Andre mercharles 

Assignment 2

Communication design theory 

Comd3504  

“Some people regard language, when reduced to its elements, as a naming-process only—a list of words, each corresponding to the thing that it names” (Saussure 65). Simply put, language is a form of communication, but it can get more complex than that. When speaking about written language, you have signs, letters, words, numbers, and a more recent innovation, emojis. Language can be spoken or written and differentiates depending on region, culture, and religion. Though language is a form of communication, they are two different things. Language is a subcategory in communication, while communication goes beyond the written language and expands to things like body language, gestures, emotions, music, etc. Communication can translate the same through all the different types of languages. 

Language in design is very important because it allows a message to come through. Without it, a designer cannot get a clear understanding of what they need to convey through their art, and the audience or client wouldn’t be able to pick up what it is the designer is trying to say. Language in design is used in a way that eliminates the necessity to verbally explain an idea. There are many pieces of art all over the world that speak through expressions and visualization and could be misinterpreted if there wasn’t the universal language designers use. This language consists of symbols and iconography. These two things relate to language because each symbol is known to have its own meaning. Most of these symbols are universal and translate to the same thing no matter the language. Symbols and icons are significant in languages as well because they can convey the message that you are trying to send without saying or writing words out, instead simply understanding what an image/ icon relates to. For example, the image of an arrow pointing left letting you know to go left without the need to spell out the words “turn left”. 

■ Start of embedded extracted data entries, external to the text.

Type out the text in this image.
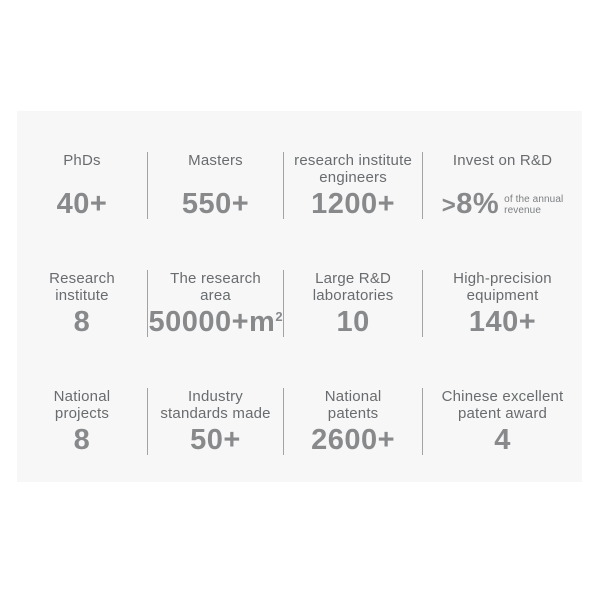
PhDs
40+
Masters
550+
research institute
engineers
1200+
Invest on R&D
>8% of the annual
revenue
Research
institute
8
The research
area
$50000+m^2$
Large R&D
laboratories
10
High-precision
equipment
140+
National
projects
8
Industry
standards made
50+
National
patents
2600+
Chinese excellent
patent award
4
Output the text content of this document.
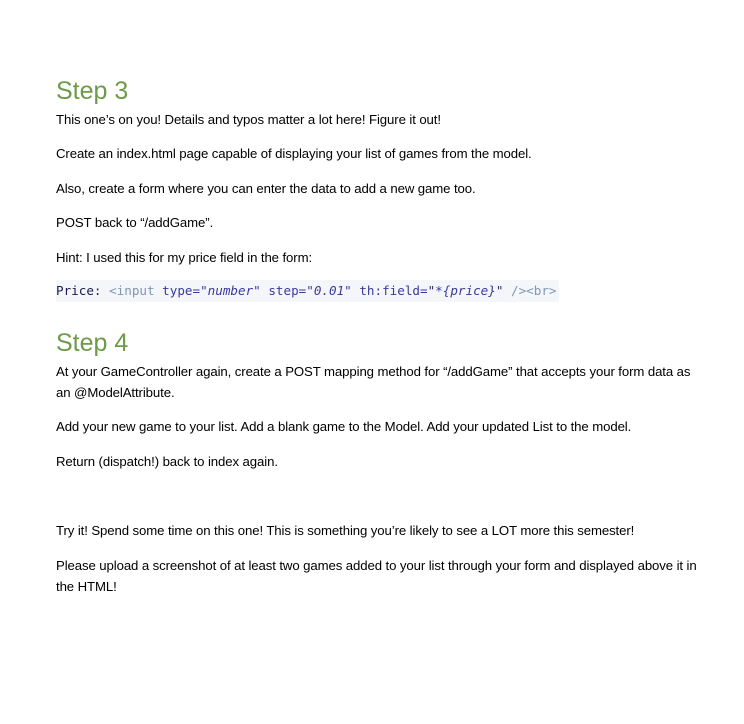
Step 3
This one’s on you! Details and typos matter a lot here! Figure it out!
Create an index.html page capable of displaying your list of games from the model.
Also, create a form where you can enter the data to add a new game too.
POST back to “/addGame”.
Hint: I used this for my price field in the form:
Price: <input type="number" step="0.01" th:field="*{price}" /><br>
Step 4
At your GameController again, create a POST mapping method for “/addGame” that accepts your form data as an @ModelAttribute.
Add your new game to your list. Add a blank game to the Model. Add your updated List to the model.
Return (dispatch!) back to index again.
Try it! Spend some time on this one! This is something you’re likely to see a LOT more this semester!
Please upload a screenshot of at least two games added to your list through your form and displayed above it in the HTML!
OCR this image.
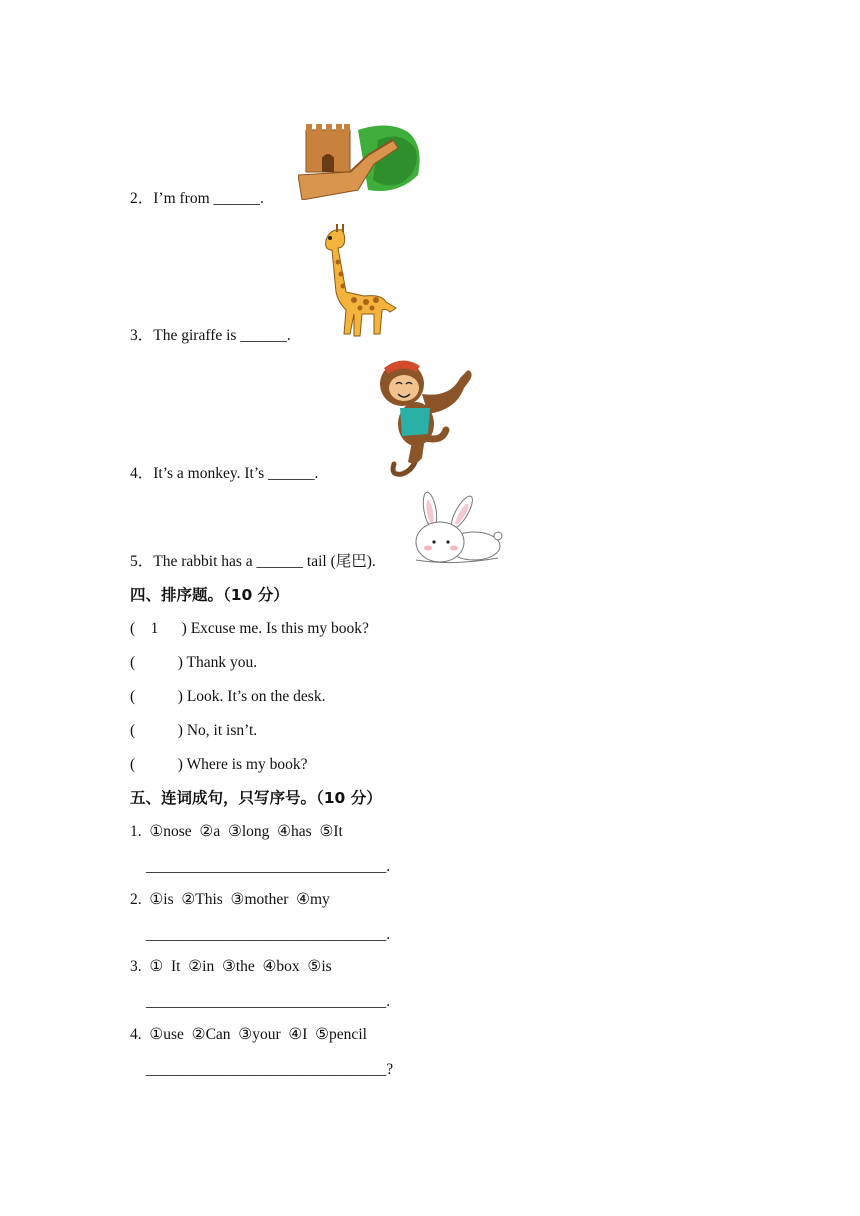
2．I’m from ______.
3．The giraffe is ______.
4．It’s a monkey. It’s ______.
5．The rabbit has a ______ tail (尾巴).
四、排序题。（10 分）
(    1      ) Excuse me. Is this my book?
(           ) Thank you.
(           ) Look. It’s on the desk.
(           ) No, it isn’t.
(           ) Where is my book?
五、连词成句，只写序号。（10 分）
1.  ①nose  ②a  ③long  ④has  ⑤It
_______________________________.
2.  ①is  ②This  ③mother  ④my
_______________________________.
3.  ①  It  ②in  ③the  ④box  ⑤is
_______________________________.
4.  ①use  ②Can  ③your  ④I  ⑤pencil
_______________________________?
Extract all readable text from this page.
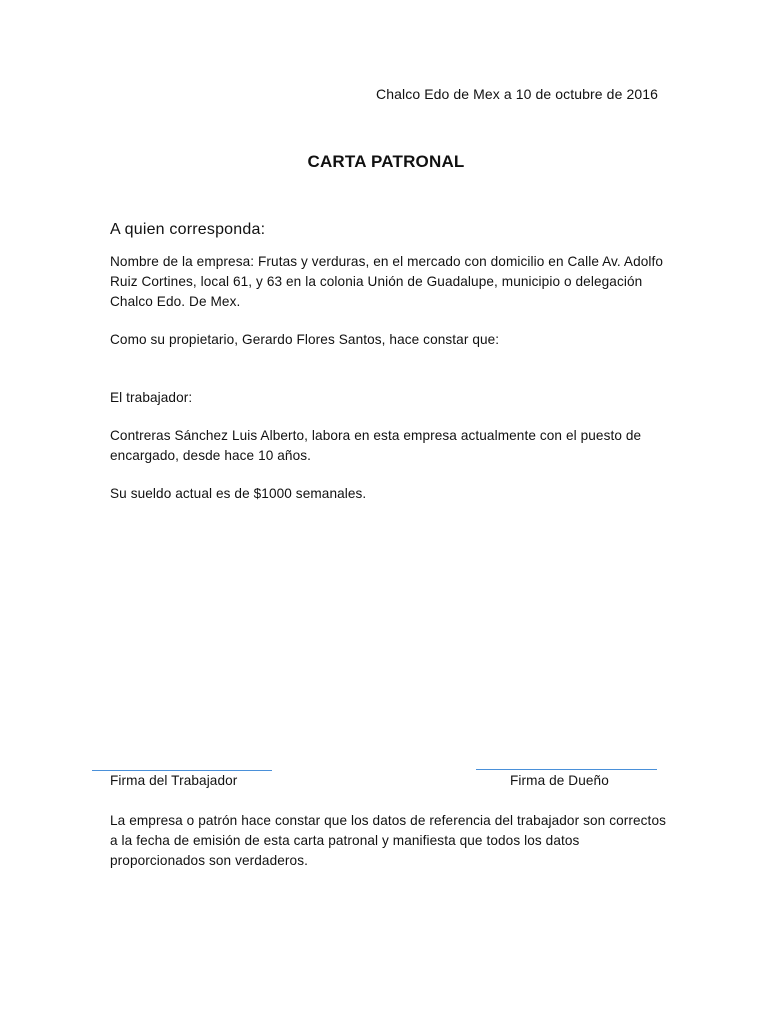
Chalco Edo de Mex a 10 de octubre de 2016
CARTA PATRONAL
A quien corresponda:

Nombre de la empresa: Frutas y verduras, en el mercado con domicilio en Calle Av. Adolfo Ruiz Cortines, local 61, y 63 en la colonia Unión de Guadalupe, municipio o delegación Chalco Edo. De Mex.

Como su propietario, Gerardo Flores Santos, hace constar que:

El trabajador:

Contreras Sánchez Luis Alberto, labora en esta empresa actualmente con el puesto de encargado, desde hace 10 años.

Su sueldo actual es de $1000 semanales.

Firma del Trabajador	Firma de Dueño

La empresa o patrón hace constar que los datos de referencia del trabajador son correctos a la fecha de emisión de esta carta patronal y manifiesta que todos los datos proporcionados son verdaderos.
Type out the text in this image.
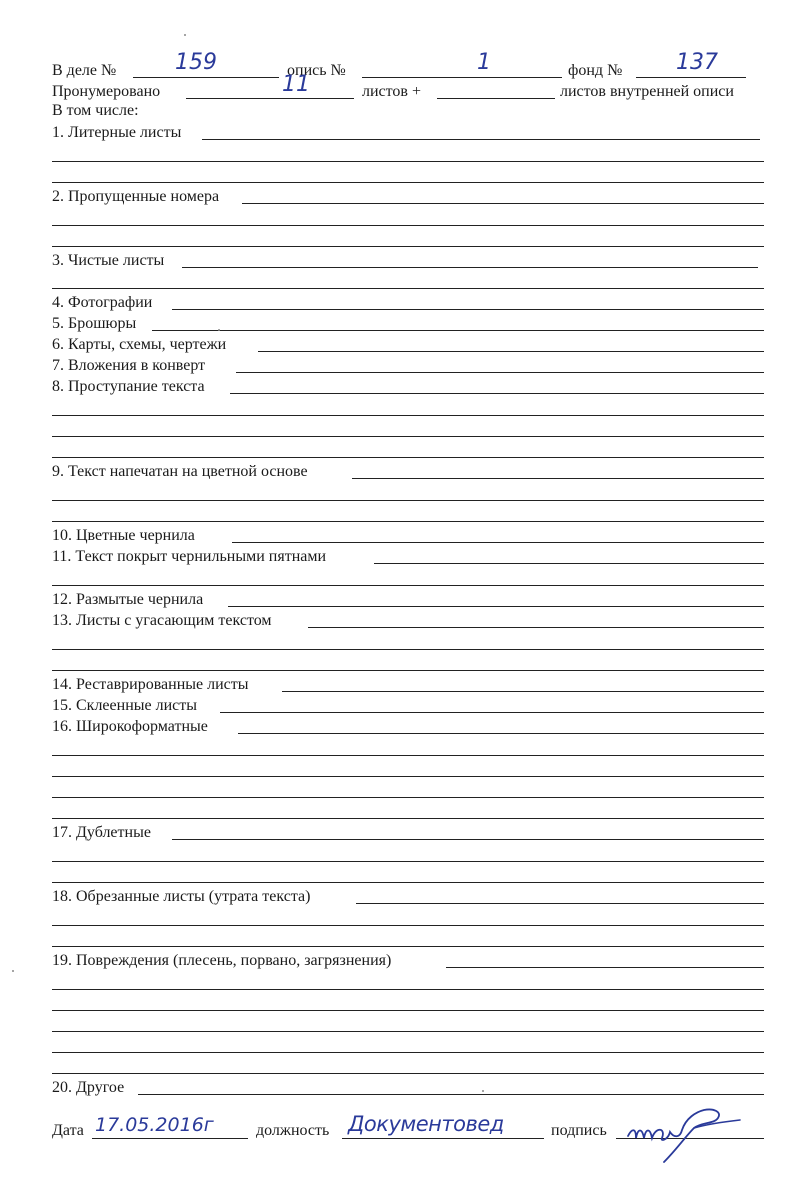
В деле №	159	опись №	1	фонд № 137
Пронумеровано	11	листов +	листов внутренней описи
В том числе:
1. Литерные листы
2. Пропущенные номера
3. Чистые листы
4. Фотографии
5. Брошюры
6. Карты, схемы, чертежи
7. Вложения в конверт
8. Проступание текста
9. Текст напечатан на цветной основе
10. Цветные чернила
11. Текст покрыт чернильными пятнами
12. Размытые чернила
13. Листы с угасающим текстом
14. Реставрированные листы
15. Склеенные листы
16. Широкоформатные
17. Дублетные
18. Обрезанные листы (утрата текста)
19. Повреждения (плесень, порвано, загрязнения)
20. Другое
Дата 17.05.2016г	должность Документовед	подпись
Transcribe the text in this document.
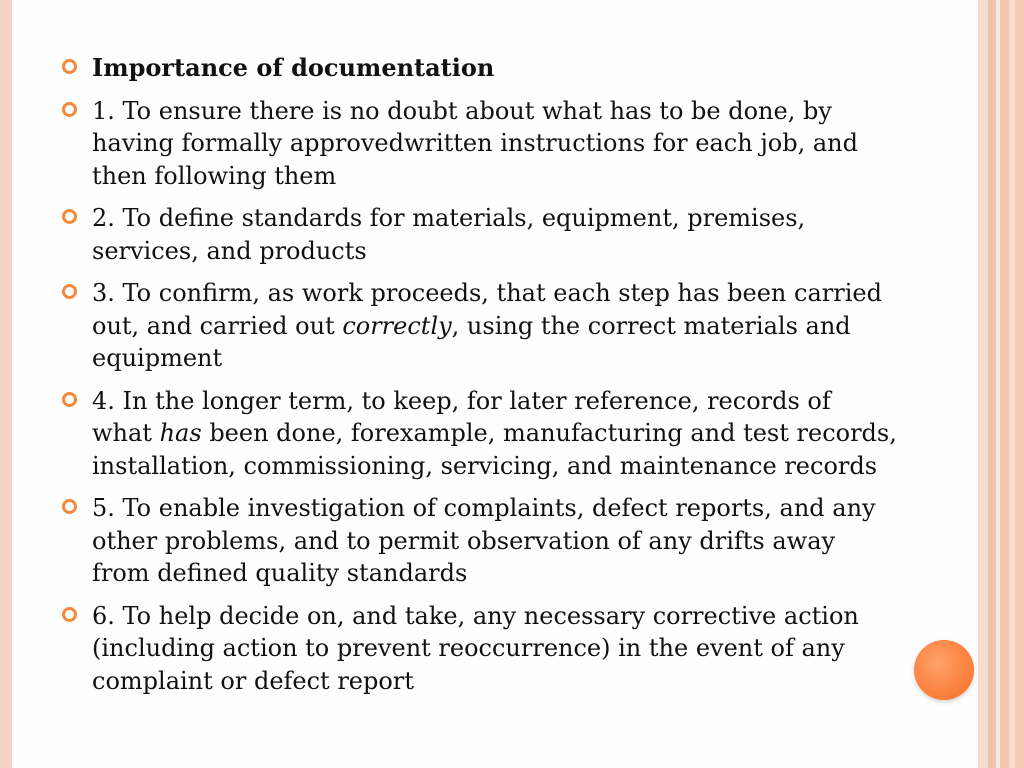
Importance of documentation
1. To ensure there is no doubt about what has to be done, by having formally approvedwritten instructions for each job, and then following them
2. To define standards for materials, equipment, premises, services, and products
3. To confirm, as work proceeds, that each step has been carried out, and carried out correctly, using the correct materials and equipment
4. In the longer term, to keep, for later reference, records of what has been done, forexample, manufacturing and test records, installation, commissioning, servicing, and maintenance records
5. To enable investigation of complaints, defect reports, and any other problems, and to permit observation of any drifts away from defined quality standards
6. To help decide on, and take, any necessary corrective action (including action to prevent reoccurrence) in the event of any complaint or defect report
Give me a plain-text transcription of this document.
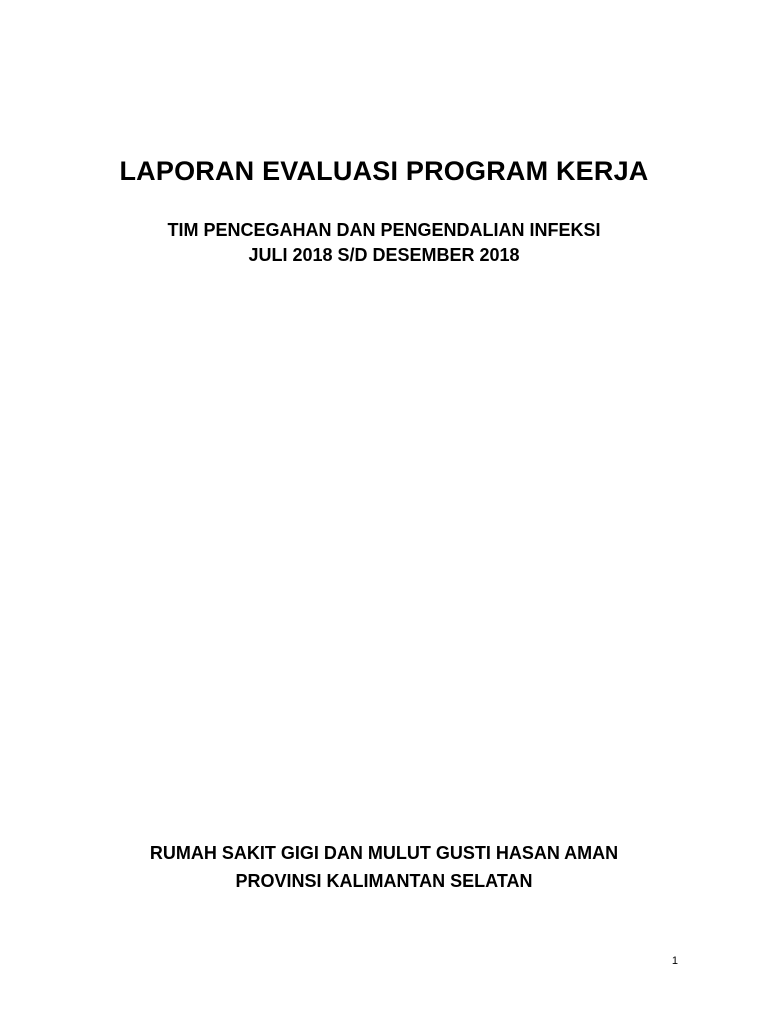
LAPORAN EVALUASI PROGRAM KERJA
TIM PENCEGAHAN DAN PENGENDALIAN INFEKSI
JULI 2018 S/D DESEMBER 2018
RUMAH SAKIT GIGI DAN MULUT GUSTI HASAN AMAN
PROVINSI KALIMANTAN SELATAN
1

Signs, signifiers, and the signified are employed in general communication as a unit; a team working together to create communication. Sign is the designated term for what you see in your brain when you combine a sound with an image. As Saussure explains with the example of the word “arbor”, “One tends to forget that arbor is called a sign only because it carries the concept “tree,” with the result that the idea of the sensory part imphes the idea of the whole”(Saussure 67). The signifier and signified “ have the advantage of indicating the opposition that separates them from each other and from the whole of which they are parts”(Saussure 67). They separate the word from the image you have engraved in your brain of what it means. Designers use this to their advantage in graphics. If a designer were to work on an ad, and when you see it, front and center you see a cat, you would assume that the ad has to do something with cats; cat food, cat toys, cat adoption, or anything related. You would assume this without the need to even read the word “cat”. A designer is able to convey a message or tell you the reason for the ad without the need for words. Archaic numbering systems and rudimentary signage show us the process and evolution language and design have gone through. As Lupton-Miller explains, “A look at several early forms of numerical notation reveals a fluid range of forms through which human cultures have attempted to depict the order– numerical and linguistic– of the world”.